Reductive ontologies

Musing on what our increasing computerization means, inspired by David Auerbach’s The Stupidity of Computers in issue 13 of n+1. (possibly this DA?)

He sees two pathways:
First, we will bring ourselves to computers. The small- and large-scale convenience and efficiency of storing more and more parts of our lives online will increase the hold that formal ontologies have on us. They will be constructed by governments, by corporations, and by us in unequal measure, and there will be both implicit and explicit battles over how these ontologies are managed. The fight over how test scores should be used to measure student and teacher performance is nothing compared to what we will see once every aspect of our lives from health to artistic effort to personal relationships is formalized and quantified.

We will increasingly see ourselves in terms of these ontologies and willingly try to conform to them. While in the 20th century people came to see themselves as empty existential vessels, without a commitment to any particular internal essence, they will now see themselves as contingently but definitively embodying types derived from the overriding ontologies.
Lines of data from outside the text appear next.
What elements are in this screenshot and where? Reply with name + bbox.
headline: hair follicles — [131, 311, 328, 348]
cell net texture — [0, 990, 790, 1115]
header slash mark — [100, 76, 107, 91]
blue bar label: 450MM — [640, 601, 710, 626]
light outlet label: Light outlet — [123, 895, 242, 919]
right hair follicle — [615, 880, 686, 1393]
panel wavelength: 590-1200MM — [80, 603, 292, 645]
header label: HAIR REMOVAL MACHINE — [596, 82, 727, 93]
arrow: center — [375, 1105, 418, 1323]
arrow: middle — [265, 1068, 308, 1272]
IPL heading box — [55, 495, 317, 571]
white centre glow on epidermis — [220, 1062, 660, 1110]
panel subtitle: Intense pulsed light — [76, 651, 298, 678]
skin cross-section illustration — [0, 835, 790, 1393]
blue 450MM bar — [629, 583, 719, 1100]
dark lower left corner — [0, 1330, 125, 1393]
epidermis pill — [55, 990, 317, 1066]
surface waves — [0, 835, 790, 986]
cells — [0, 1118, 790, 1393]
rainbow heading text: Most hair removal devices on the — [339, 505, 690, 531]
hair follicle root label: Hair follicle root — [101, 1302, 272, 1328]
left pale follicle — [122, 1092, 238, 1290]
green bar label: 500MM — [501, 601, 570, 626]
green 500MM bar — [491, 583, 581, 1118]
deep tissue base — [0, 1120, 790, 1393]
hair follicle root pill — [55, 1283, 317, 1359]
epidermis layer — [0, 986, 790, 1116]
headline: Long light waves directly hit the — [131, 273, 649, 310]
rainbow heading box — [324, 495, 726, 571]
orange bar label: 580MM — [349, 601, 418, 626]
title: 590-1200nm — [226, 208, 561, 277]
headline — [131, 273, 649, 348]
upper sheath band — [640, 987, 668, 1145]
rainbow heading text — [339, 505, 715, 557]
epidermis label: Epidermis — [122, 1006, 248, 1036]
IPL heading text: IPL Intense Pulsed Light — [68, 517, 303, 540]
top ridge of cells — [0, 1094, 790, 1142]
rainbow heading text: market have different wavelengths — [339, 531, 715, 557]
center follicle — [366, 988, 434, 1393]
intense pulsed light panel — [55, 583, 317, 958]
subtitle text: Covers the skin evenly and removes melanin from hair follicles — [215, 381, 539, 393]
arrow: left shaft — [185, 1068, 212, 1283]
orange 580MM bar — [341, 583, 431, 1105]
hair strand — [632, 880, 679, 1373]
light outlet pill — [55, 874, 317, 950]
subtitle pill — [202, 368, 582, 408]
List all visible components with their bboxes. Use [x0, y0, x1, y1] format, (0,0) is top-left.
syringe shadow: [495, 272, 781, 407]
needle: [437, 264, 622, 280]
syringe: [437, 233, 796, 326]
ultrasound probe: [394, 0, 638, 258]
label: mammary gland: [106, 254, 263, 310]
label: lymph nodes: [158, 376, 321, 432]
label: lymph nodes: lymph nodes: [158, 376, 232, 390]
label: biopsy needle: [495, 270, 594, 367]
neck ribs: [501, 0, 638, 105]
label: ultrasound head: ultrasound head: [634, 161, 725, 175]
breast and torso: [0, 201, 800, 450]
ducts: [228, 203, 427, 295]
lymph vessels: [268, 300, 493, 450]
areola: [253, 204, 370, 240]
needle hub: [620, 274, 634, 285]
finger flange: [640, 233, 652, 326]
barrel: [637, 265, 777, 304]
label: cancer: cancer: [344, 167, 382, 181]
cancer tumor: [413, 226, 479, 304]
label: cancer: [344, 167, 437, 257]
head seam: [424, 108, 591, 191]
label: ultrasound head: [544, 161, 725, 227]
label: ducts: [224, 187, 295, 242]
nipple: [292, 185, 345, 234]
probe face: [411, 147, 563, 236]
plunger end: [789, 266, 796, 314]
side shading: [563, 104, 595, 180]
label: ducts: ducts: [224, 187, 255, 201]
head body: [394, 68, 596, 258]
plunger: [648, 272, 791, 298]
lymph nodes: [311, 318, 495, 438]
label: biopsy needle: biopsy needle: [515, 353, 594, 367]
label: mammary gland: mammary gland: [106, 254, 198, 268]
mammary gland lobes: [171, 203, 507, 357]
This is as close to a solution to the modernist problem of the self as we will get.

Second, we will bring computers to us, not semantically but physically. Computers will be able to interface more and more directly with the real world. They can be embedded into everything: roads, paper, clothing, skin, organs, medicines, food. Computers that are able to absorb the world at a sufficient level of detail—sights, sounds, textures, touches—can begin to construct a model of the world from the ground up, one not based on verbal or logical representation of concepts, but on basic sense data.